FIG. 3(b) shows the relationship between identification codes and image blocks for recording. The identification code is composed of an image identification code (2 bytes) that distinguishes the image itself and a code (2 bytes) that indicates the divided block number of the image. The recording control unit generates and updates the identification code 22, and each time it receives a block divided output, it adds the previous identification code 22 to the beginning of the block output, and further adds the previous identification code 22 to the beginning of the block divided output.
A TR-specific recording/playback control code is added to the final recording data, which is then sent to a digital VTR.

Note that it is also possible to adopt a method of displaying both of the above-mentioned images by time-sharing or screen-dividing using one display screen.

Furthermore, by using an appropriate intermediate buffer and a pause function of the digital VTR, intermittent fluoroscopy/photography can be efficiently recorded, and still image display can be easily controlled.

〔Effect of the invention〕

According to the present invention, it is possible to efficiently store and save both fluoroscopic images, which were not Pied in the past, together with the captured image, so that the X-ray examination can be accurately reproduced when re-interpreting the image at a later date or referring to it for research purposes. This has the effect of making it possible to understand the background in which the photographed image was taken.

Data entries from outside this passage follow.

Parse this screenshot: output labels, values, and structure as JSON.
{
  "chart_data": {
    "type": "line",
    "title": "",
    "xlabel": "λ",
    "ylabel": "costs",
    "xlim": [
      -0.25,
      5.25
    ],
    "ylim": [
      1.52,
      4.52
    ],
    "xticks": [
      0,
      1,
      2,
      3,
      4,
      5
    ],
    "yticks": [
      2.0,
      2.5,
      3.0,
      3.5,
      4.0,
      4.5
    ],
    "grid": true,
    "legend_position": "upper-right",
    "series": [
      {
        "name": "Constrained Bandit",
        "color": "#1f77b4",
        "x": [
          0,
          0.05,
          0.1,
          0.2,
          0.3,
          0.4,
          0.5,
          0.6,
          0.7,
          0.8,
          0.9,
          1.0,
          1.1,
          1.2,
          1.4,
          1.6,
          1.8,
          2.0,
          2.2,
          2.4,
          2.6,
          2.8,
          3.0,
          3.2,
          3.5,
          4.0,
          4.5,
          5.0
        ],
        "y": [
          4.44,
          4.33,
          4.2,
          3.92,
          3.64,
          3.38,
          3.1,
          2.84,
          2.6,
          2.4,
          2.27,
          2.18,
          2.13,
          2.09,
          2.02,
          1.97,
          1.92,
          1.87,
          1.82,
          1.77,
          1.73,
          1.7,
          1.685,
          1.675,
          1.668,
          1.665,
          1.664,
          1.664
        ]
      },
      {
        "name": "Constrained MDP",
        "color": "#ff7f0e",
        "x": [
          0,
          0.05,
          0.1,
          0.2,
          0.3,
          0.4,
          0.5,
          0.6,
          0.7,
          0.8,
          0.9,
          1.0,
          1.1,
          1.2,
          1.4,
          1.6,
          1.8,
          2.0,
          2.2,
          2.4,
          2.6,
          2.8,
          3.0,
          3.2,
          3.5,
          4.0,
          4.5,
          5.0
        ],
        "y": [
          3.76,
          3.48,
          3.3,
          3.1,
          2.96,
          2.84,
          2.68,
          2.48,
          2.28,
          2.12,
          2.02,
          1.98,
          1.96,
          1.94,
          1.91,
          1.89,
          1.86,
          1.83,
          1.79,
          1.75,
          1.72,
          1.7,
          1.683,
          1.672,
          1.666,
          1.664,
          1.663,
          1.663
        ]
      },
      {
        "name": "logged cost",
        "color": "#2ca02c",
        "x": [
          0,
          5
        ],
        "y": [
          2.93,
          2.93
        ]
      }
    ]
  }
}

[Brief explanation of the drawing]

FIG. 1 is a block diagram showing the configuration of an apparatus according to an embodiment of the present invention, and FIG. 2 shows image generation and recording. The time chart regarding display and FIG. 3 are explanatory diagrams regarding the recording method of image signals. 3... X-ray control unit, 4... General control unit, 6... Fluoroscopic image data, 7... Captured image data, 9... Recording control unit. 10... Digital VTR, 11... Playback control section,
12...Identification code recognition unit. ¥x'fB Nop 3rd Old

Claims (1)

[Claims] 1. An X-ray diagnostic device consisting of a part that obtains and displays an X-ray fluoroscopic image, and a part that uses this image to confirm the imaging time, performs X-ray photography, and records and displays this image. An X-ray imaging diagnostic apparatus characterized in that it is capable of recording and displaying a fluoroscopic image together with an X-ray imaging image. 2. X according to claim 1, characterized in that in the image storage section, an identification code for identifying a fluoroscopic image and a photographed image is added to each recorded image so that it can be selectively reproduced.
Radiography diagnostic equipment. 3. The X-ray imaging diagnostic apparatus according to claim 1, wherein the image storage section is capable of reproducing and displaying a fluoroscopic image and a photographed image simultaneously or individually.